I have always had a passion for renderings of jewelry. When I was young I would often find myself in museums admiring the great paintings not as a whole but more specifically, the way the jewelry was presented as the sitter sat for the artist.
In the renaissance period jewelry represented power, wealth and status. Often given it’s portable nature vast wealth was kept by nobility in gemstones which were in turn set into jewelry. During this period most jewelry was designed by painters who would then tell the various craftsmen (smiths, enamelers, polishers and setters) how each step was to be executed. When having a portrait made, the nobility would wear these gems to reveal to all the true extent of their wealth. These paintings would document the heirlooms as they passed from generation to generation.
In the period of enlightenment, jewelry would be painted within portraiture as symbols of the wearer’s worldliness and culture. The jewels would reflect far off places they had visited and demonstrate their sophisticated taste. At this time, there was the emergence of jewelers who would not only design the pieces of jewelry but would also manufacture them in their own workshops.
As part of this process they would create magnificent sketches that would be drawn in pencil as blueprints for pieces to be made that would then become part of the piece’s provenance.

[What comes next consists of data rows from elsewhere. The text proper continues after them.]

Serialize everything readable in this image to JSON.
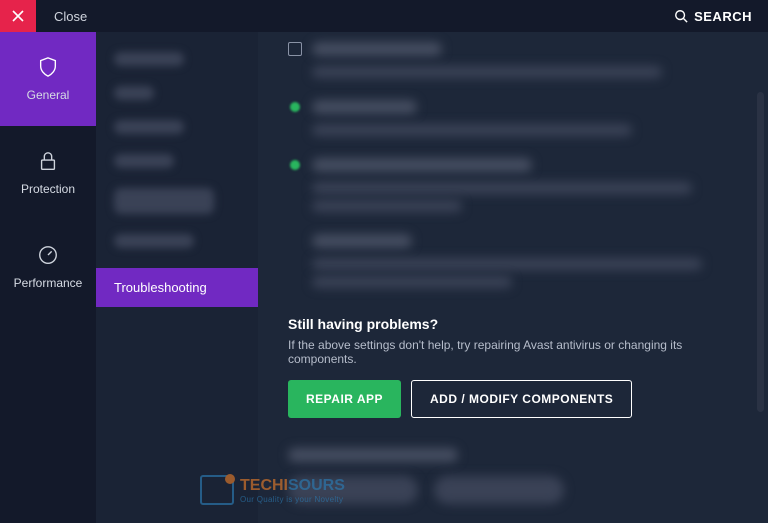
{
  "topbar": {
    "close_label": "Close",
    "search_label": "SEARCH"
  },
  "sidebar": {
    "items": [
      {
        "label": "General"
      },
      {
        "label": "Protection"
      },
      {
        "label": "Performance"
      }
    ]
  },
  "subnav": {
    "active_label": "Troubleshooting"
  },
  "problems": {
    "heading": "Still having problems?",
    "description": "If the above settings don't help, try repairing Avast antivirus or changing its components.",
    "repair_label": "REPAIR APP",
    "modify_label": "ADD / MODIFY COMPONENTS"
  },
  "watermark": {
    "brand_a": "TECHI",
    "brand_b": "SOURS",
    "tagline": "Our Quality is your Novelty"
  }
}
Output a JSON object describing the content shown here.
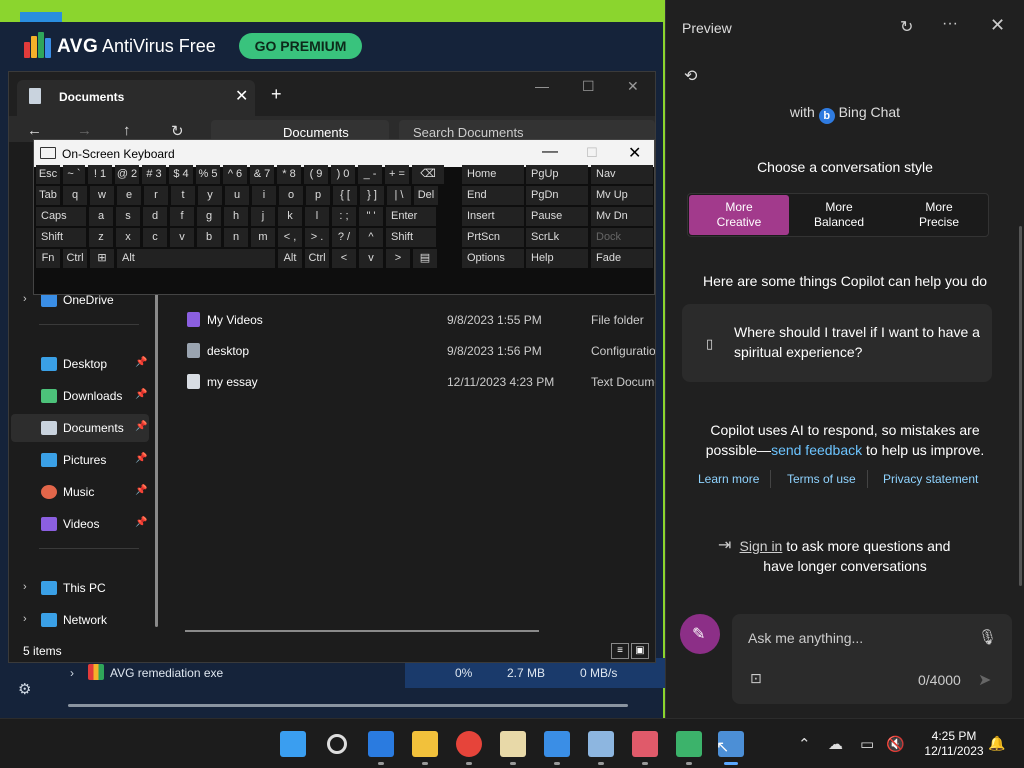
{
  "avg": {
    "brand": "AVG",
    "product": "AntiVirus Free",
    "premium_label": "GO PREMIUM",
    "process_row": {
      "name": "AVG remediation exe",
      "cpu": "0%",
      "memory": "2.7 MB",
      "disk": "0 MB/s"
    }
  },
  "explorer": {
    "tab_label": "Documents",
    "address": "Documents",
    "search_placeholder": "Search Documents",
    "sidebar": [
      {
        "label": "OneDrive",
        "icon": "cloud-icon",
        "color": "#3a8ee6",
        "pinned": false,
        "expandable": true
      },
      {
        "label": "Desktop",
        "icon": "desktop-icon",
        "color": "#3aa0e6",
        "pinned": true,
        "expandable": false
      },
      {
        "label": "Downloads",
        "icon": "download-icon",
        "color": "#4cc27a",
        "pinned": true,
        "expandable": false
      },
      {
        "label": "Documents",
        "icon": "document-icon",
        "color": "#c9d3de",
        "pinned": true,
        "expandable": false
      },
      {
        "label": "Pictures",
        "icon": "picture-icon",
        "color": "#3aa0e6",
        "pinned": true,
        "expandable": false
      },
      {
        "label": "Music",
        "icon": "music-icon",
        "color": "#e2664a",
        "pinned": true,
        "expandable": false
      },
      {
        "label": "Videos",
        "icon": "video-icon",
        "color": "#8b5fe0",
        "pinned": true,
        "expandable": false
      },
      {
        "label": "This PC",
        "icon": "computer-icon",
        "color": "#3aa0e6",
        "pinned": false,
        "expandable": true
      },
      {
        "label": "Network",
        "icon": "network-icon",
        "color": "#3aa0e6",
        "pinned": false,
        "expandable": true
      }
    ],
    "files": [
      {
        "name": "My Videos",
        "date": "9/8/2023 1:55 PM",
        "type": "File folder",
        "icon": "video-folder-icon",
        "color": "#8b5fe0"
      },
      {
        "name": "desktop",
        "date": "9/8/2023 1:56 PM",
        "type": "Configuration",
        "icon": "config-file-icon",
        "color": "#9aa4b0"
      },
      {
        "name": "my essay",
        "date": "12/11/2023 4:23 PM",
        "type": "Text Document",
        "icon": "text-file-icon",
        "color": "#d8dde3"
      }
    ],
    "status": "5 items"
  },
  "osk": {
    "title": "On-Screen Keyboard",
    "rows": [
      [
        "Esc",
        "~ `",
        "! 1",
        "@ 2",
        "# 3",
        "$ 4",
        "% 5",
        "^ 6",
        "& 7",
        "* 8",
        "( 9",
        ") 0",
        "_ -",
        "+ =",
        "⌫"
      ],
      [
        "Tab",
        "q",
        "w",
        "e",
        "r",
        "t",
        "y",
        "u",
        "i",
        "o",
        "p",
        "{ [",
        "} ]",
        "| \\",
        "Del"
      ],
      [
        "Caps",
        "a",
        "s",
        "d",
        "f",
        "g",
        "h",
        "j",
        "k",
        "l",
        ": ;",
        "\" '",
        "Enter"
      ],
      [
        "Shift",
        "z",
        "x",
        "c",
        "v",
        "b",
        "n",
        "m",
        "< ,",
        "> .",
        "? /",
        "^",
        "Shift"
      ],
      [
        "Fn",
        "Ctrl",
        "⊞",
        "Alt",
        "Alt",
        "Ctrl",
        "<",
        "v",
        ">",
        "▤"
      ]
    ],
    "nav_keys": [
      [
        "Home",
        "PgUp",
        "Nav"
      ],
      [
        "End",
        "PgDn",
        "Mv Up"
      ],
      [
        "Insert",
        "Pause",
        "Mv Dn"
      ],
      [
        "PrtScn",
        "ScrLk",
        "Dock"
      ],
      [
        "Options",
        "Help",
        "Fade"
      ]
    ]
  },
  "copilot": {
    "title": "Preview",
    "with_prefix": "with",
    "bing_chat": "Bing Chat",
    "choose_style": "Choose a conversation style",
    "styles": [
      {
        "line1": "More",
        "line2": "Creative",
        "active": true
      },
      {
        "line1": "More",
        "line2": "Balanced",
        "active": false
      },
      {
        "line1": "More",
        "line2": "Precise",
        "active": false
      }
    ],
    "help_heading": "Here are some things Copilot can help you do",
    "suggestion": "Where should I travel if I want to have a spiritual experience?",
    "disclaimer_1": "Copilot uses AI to respond, so mistakes are",
    "disclaimer_2a": "possible—",
    "disclaimer_link": "send feedback",
    "disclaimer_2b": " to help us improve.",
    "links": [
      "Learn more",
      "Terms of use",
      "Privacy statement"
    ],
    "signin_link": "Sign in",
    "signin_rest": " to ask more questions and",
    "signin_line2": "have longer conversations",
    "input_placeholder": "Ask me anything...",
    "char_count": "0/4000",
    "accent": "#a23a8c"
  },
  "taskbar": {
    "apps": [
      {
        "name": "start-icon",
        "color": "#3a9ef0"
      },
      {
        "name": "search-icon",
        "color": "#1c1c1c"
      },
      {
        "name": "edge-beta-icon",
        "color": "#2a7be0"
      },
      {
        "name": "file-explorer-icon",
        "color": "#f2c13b"
      },
      {
        "name": "chrome-icon",
        "color": "#e6443a"
      },
      {
        "name": "notepad-icon",
        "color": "#e8d9a8"
      },
      {
        "name": "teams-icon",
        "color": "#3a8ee6"
      },
      {
        "name": "performance-monitor-icon",
        "color": "#8db6e0"
      },
      {
        "name": "snipping-tool-icon",
        "color": "#e05a6a"
      },
      {
        "name": "avg-icon",
        "color": "#3cb36b"
      },
      {
        "name": "on-screen-keyboard-icon",
        "color": "#4c8fd6"
      }
    ],
    "time": "4:25 PM",
    "date": "12/11/2023"
  }
}
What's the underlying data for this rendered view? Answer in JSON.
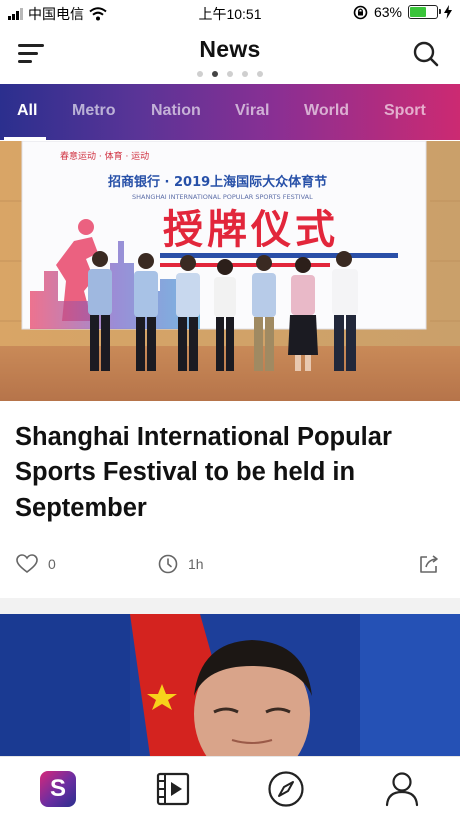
{
  "status_bar": {
    "carrier": "中国电信",
    "time": "上午10:51",
    "battery": "63%",
    "battery_level": 0.63
  },
  "header": {
    "title": "News"
  },
  "tabs": [
    {
      "label": "All",
      "active": true
    },
    {
      "label": "Metro",
      "active": false
    },
    {
      "label": "Nation",
      "active": false
    },
    {
      "label": "Viral",
      "active": false
    },
    {
      "label": "World",
      "active": false
    },
    {
      "label": "Sport",
      "active": false
    }
  ],
  "articles": [
    {
      "image_banner": {
        "top_line": "招商银行 · 2019上海国际大众体育节",
        "subtitle": "SHANGHAI INTERNATIONAL POPULAR SPORTS FESTIVAL",
        "main_text": "授牌仪式"
      },
      "headline": "Shanghai International Popular Sports Festival to be held in September",
      "likes": "0",
      "time_ago": "1h"
    }
  ],
  "bottom_nav": {
    "logo_letter": "S"
  },
  "colors": {
    "tab_gradient_start": "#2b2f8e",
    "tab_gradient_end": "#cc2a72",
    "accent": "#5a3497"
  }
}
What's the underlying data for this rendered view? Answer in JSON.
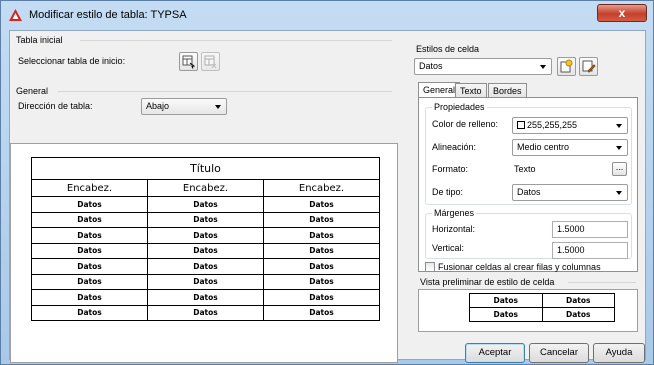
{
  "window": {
    "title": "Modificar estilo de tabla: TYPSA",
    "close_glyph": "x"
  },
  "left": {
    "tabla_inicial": {
      "label": "Tabla inicial",
      "select_label": "Seleccionar tabla de inicio:"
    },
    "general": {
      "label": "General",
      "direction_label": "Dirección de tabla:",
      "direction_value": "Abajo"
    }
  },
  "preview_table": {
    "title": "Título",
    "headers": [
      "Encabez.",
      "Encabez.",
      "Encabez."
    ],
    "cell": "Datos",
    "rows": 8
  },
  "cell_styles": {
    "label": "Estilos de celda",
    "selected": "Datos",
    "tabs": [
      "General",
      "Texto",
      "Bordes"
    ],
    "properties": {
      "label": "Propiedades",
      "fill_label": "Color de relleno:",
      "fill_value": "255,255,255",
      "align_label": "Alineación:",
      "align_value": "Medio centro",
      "format_label": "Formato:",
      "format_value": "Texto",
      "format_btn": "...",
      "type_label": "De tipo:",
      "type_value": "Datos"
    },
    "margins": {
      "label": "Márgenes",
      "horizontal_label": "Horizontal:",
      "horizontal_value": "1.5000",
      "vertical_label": "Vertical:",
      "vertical_value": "1.5000"
    },
    "merge_label": "Fusionar celdas al crear filas y columnas",
    "merge_checked": false,
    "preview": {
      "label": "Vista preliminar de estilo de celda",
      "cells": [
        "Datos",
        "Datos",
        "Datos",
        "Datos"
      ]
    }
  },
  "buttons": {
    "ok": "Aceptar",
    "cancel": "Cancelar",
    "help": "Ayuda"
  },
  "colors": {
    "accent": "#3c7fb1",
    "close": "#c5402c",
    "icon_red": "#d9231c"
  }
}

Later in the Art Nouveau period, watercolors and gouache were added to these sketches to give a certain life and presence to the gems. It was during this period that designers who had begun building international followings began to design entire collections based on their most recent inspirations. They also began exploring new ways of manufacturing and new materials to incorporate into these collections.
In today’s technological world photographs are used for documentation and CAD programs for the working drawings. However, to this day there are still artisans like myself who are painting jewelry as they have for centuries.